The crucial venting function of democracy is a matter of letting them vent – letting people who are not holders of political office but insist upon it have at least the degree of special clout, above and beyond that of the mere, ordinary voter, allowed them by freedom of propaganda.

But of course these various individuals and groups have different and often opposing agendas.

And so it is not unusual for some among them to oppose freedom of their opponents’ propaganda, often demanding that employers punish their damnable speech by firing them and sometimes demanding the government silence or punish it.

And if they speak for an elite consensus they can prevail, even against opposing groups with whom a majority of the nation sympathizes.

By the way, the complete lack of self-awareness with which the noise-making classes concern themselves with their own freedom of speech, freedom of the press, or freedom of expression to the total exclusion of the public’s freedom to choose what to read, hear, or view is quite revealing of their narcissism, even when blaring transparently self-serving tommyrot about democracy and the First Amendment, is it not?

Last, democracy in modern times means, above all else, mass politics.
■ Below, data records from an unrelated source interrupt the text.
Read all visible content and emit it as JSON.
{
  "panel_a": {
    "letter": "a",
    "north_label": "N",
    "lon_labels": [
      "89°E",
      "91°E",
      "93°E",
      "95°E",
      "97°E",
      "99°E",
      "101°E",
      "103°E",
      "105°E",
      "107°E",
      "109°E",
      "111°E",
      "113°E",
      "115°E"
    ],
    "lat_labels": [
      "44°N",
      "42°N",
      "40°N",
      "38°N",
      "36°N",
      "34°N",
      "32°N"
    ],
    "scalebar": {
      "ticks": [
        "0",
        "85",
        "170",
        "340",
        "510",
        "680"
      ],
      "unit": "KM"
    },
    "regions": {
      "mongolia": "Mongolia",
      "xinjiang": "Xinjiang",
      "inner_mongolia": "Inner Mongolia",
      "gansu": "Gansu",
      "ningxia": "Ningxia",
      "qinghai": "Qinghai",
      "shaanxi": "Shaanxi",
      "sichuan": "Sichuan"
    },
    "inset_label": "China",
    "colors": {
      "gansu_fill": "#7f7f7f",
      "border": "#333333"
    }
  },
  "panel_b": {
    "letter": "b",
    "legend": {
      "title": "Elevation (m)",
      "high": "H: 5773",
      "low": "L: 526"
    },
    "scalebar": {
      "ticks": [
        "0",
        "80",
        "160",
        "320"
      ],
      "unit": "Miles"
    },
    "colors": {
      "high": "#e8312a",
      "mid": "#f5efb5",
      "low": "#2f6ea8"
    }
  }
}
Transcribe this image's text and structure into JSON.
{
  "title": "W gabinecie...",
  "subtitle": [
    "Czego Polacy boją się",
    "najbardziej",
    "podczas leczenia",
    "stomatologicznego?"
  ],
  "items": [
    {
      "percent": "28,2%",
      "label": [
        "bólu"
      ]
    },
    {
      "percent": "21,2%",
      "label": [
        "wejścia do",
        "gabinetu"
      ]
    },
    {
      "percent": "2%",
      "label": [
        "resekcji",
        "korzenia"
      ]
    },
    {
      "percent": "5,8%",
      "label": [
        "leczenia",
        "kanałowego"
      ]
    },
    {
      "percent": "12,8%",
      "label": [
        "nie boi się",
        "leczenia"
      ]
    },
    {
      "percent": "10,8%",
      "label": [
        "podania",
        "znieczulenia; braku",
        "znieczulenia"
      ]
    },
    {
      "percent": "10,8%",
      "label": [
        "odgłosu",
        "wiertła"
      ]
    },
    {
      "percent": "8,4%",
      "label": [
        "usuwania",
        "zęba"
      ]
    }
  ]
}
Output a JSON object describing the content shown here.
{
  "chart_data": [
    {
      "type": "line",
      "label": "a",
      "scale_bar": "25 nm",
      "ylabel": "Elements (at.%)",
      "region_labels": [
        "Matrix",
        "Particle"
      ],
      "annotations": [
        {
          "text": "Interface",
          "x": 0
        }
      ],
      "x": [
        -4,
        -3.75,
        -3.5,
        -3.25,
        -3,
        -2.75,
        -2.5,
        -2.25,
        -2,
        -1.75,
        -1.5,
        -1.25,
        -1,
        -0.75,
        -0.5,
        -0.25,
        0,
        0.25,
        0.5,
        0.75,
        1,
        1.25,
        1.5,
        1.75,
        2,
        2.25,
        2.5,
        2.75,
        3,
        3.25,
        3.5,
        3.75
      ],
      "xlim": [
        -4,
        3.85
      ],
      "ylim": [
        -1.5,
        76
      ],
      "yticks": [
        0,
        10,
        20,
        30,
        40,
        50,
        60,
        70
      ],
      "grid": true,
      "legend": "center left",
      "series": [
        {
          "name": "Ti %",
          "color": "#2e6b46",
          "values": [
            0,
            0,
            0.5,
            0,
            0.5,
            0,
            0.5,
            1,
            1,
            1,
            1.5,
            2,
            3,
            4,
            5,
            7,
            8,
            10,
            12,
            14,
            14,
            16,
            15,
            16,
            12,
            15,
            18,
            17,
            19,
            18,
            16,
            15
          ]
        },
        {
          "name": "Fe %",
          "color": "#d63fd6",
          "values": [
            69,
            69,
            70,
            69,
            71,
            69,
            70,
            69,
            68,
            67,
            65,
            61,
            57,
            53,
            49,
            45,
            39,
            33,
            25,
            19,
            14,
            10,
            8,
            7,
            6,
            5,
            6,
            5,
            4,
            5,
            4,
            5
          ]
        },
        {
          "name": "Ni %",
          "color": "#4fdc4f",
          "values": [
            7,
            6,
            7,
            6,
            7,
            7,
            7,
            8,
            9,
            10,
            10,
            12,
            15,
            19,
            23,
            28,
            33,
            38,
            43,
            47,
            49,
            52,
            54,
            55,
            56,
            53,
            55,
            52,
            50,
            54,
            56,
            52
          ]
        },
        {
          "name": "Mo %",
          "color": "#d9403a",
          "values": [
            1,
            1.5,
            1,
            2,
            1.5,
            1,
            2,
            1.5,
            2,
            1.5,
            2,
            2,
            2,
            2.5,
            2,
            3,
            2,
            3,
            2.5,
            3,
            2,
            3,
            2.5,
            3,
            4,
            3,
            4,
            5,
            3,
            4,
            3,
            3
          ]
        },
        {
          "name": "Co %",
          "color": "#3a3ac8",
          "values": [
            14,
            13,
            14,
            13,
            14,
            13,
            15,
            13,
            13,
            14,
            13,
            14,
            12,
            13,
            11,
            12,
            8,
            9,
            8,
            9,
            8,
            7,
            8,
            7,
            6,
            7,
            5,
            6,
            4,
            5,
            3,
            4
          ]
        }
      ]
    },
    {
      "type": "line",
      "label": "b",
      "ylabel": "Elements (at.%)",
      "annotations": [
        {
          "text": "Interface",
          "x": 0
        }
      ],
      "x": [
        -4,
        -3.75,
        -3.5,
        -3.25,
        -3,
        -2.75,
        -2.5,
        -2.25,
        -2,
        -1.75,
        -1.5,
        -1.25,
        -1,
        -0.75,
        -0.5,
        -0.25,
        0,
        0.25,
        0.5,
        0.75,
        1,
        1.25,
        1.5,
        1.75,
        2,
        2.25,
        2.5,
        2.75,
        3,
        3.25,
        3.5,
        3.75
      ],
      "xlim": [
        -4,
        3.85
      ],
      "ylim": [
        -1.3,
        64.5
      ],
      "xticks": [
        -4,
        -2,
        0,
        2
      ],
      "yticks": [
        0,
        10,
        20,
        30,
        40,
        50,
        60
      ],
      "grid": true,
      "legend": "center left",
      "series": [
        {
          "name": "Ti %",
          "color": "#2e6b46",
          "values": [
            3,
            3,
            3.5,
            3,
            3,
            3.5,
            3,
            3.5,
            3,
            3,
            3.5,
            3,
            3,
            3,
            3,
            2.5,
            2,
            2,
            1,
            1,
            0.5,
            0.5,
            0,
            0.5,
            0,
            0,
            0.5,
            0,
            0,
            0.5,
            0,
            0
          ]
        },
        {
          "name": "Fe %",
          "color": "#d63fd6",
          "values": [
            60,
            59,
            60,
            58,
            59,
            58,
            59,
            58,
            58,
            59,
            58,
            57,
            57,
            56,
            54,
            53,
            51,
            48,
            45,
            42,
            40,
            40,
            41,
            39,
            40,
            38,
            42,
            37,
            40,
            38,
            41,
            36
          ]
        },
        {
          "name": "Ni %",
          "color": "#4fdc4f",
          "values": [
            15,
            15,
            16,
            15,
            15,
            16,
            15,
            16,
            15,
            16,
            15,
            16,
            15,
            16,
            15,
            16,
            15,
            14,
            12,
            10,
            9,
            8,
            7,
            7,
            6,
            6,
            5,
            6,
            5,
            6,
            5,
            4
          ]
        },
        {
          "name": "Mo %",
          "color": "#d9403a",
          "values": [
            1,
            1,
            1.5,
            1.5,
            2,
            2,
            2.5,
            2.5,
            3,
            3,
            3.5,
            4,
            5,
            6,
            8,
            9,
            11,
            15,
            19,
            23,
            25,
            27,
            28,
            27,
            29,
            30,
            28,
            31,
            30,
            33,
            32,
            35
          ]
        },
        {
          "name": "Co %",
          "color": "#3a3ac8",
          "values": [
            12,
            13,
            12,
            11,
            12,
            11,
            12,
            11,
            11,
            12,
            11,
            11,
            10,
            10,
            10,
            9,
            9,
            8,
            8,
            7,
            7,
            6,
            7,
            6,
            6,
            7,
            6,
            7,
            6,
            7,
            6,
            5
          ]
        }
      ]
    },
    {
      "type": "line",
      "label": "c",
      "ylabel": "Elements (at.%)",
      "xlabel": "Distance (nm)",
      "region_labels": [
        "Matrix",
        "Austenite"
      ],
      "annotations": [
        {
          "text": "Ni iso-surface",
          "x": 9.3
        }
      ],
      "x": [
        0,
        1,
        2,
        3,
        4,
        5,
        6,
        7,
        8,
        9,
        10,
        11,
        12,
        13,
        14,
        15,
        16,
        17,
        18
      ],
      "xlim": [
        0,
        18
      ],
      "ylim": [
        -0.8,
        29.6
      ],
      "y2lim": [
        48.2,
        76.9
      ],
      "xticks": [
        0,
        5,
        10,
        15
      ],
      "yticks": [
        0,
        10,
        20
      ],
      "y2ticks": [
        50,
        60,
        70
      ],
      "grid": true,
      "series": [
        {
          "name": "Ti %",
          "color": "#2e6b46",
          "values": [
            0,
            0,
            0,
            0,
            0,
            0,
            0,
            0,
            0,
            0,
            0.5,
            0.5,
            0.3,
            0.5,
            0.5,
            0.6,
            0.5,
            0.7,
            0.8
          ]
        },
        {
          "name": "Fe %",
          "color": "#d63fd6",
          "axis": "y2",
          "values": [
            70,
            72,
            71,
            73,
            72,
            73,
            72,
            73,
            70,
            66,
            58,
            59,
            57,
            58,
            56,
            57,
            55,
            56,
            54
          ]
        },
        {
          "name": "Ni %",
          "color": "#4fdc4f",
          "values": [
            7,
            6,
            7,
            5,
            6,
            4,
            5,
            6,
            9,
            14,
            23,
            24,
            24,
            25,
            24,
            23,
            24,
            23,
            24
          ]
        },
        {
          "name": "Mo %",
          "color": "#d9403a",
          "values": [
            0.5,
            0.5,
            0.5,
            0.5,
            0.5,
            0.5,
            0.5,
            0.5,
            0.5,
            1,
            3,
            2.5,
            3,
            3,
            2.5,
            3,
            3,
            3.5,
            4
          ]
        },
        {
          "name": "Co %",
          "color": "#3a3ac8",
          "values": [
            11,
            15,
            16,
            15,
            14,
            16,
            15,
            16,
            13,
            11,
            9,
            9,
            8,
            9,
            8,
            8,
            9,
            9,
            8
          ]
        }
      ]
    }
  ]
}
The propaganda of the mass media, of media targeting the general public and, generally, as much of it as possible, target the masses.

Hence its blatancy, its lack of nuance and subtlety, and its egregious reliance on the abysmal stupidity of its target audience, along with their ordinarily fathomless, when not actually terrifying, ignorance of the matters of great moment disputed in the public forum.

The mass media that do nothing to alleviate these shortcomings and nearly everything to exploit them nevertheless do not omit, when an exercise in public hand-washing suits them, to harp on these self-same flaws of the public.

It is helpful to bear all this in mind when, from time to time, the blare of daily bilge and eyewash includes pious reminders of the noble and crucial role played by the press in our democracy by assuring an informed electorate and by exposing and castigating wrong-doing and injustice not only by officials but by the government itself.

And that playing this noble and crucial role requires that the media, unique among businesses and enterprises of all other kinds, go completely unregulated and irresponsible as regards the products they provide their consumers.

PS.

It is interesting the definitions of “propaganda” to be found on the net seem to have been written by people thinking primarily of what is sometimes called “white propaganda,” the use and dissemination of information and true allegations for purposes of political impact, to the exclusion of “black propaganda,” the dissemination of lies and other forms of falsehood, distortion, and deception for such purposes.

And that despite the lesson of experience that the latter generally predominates.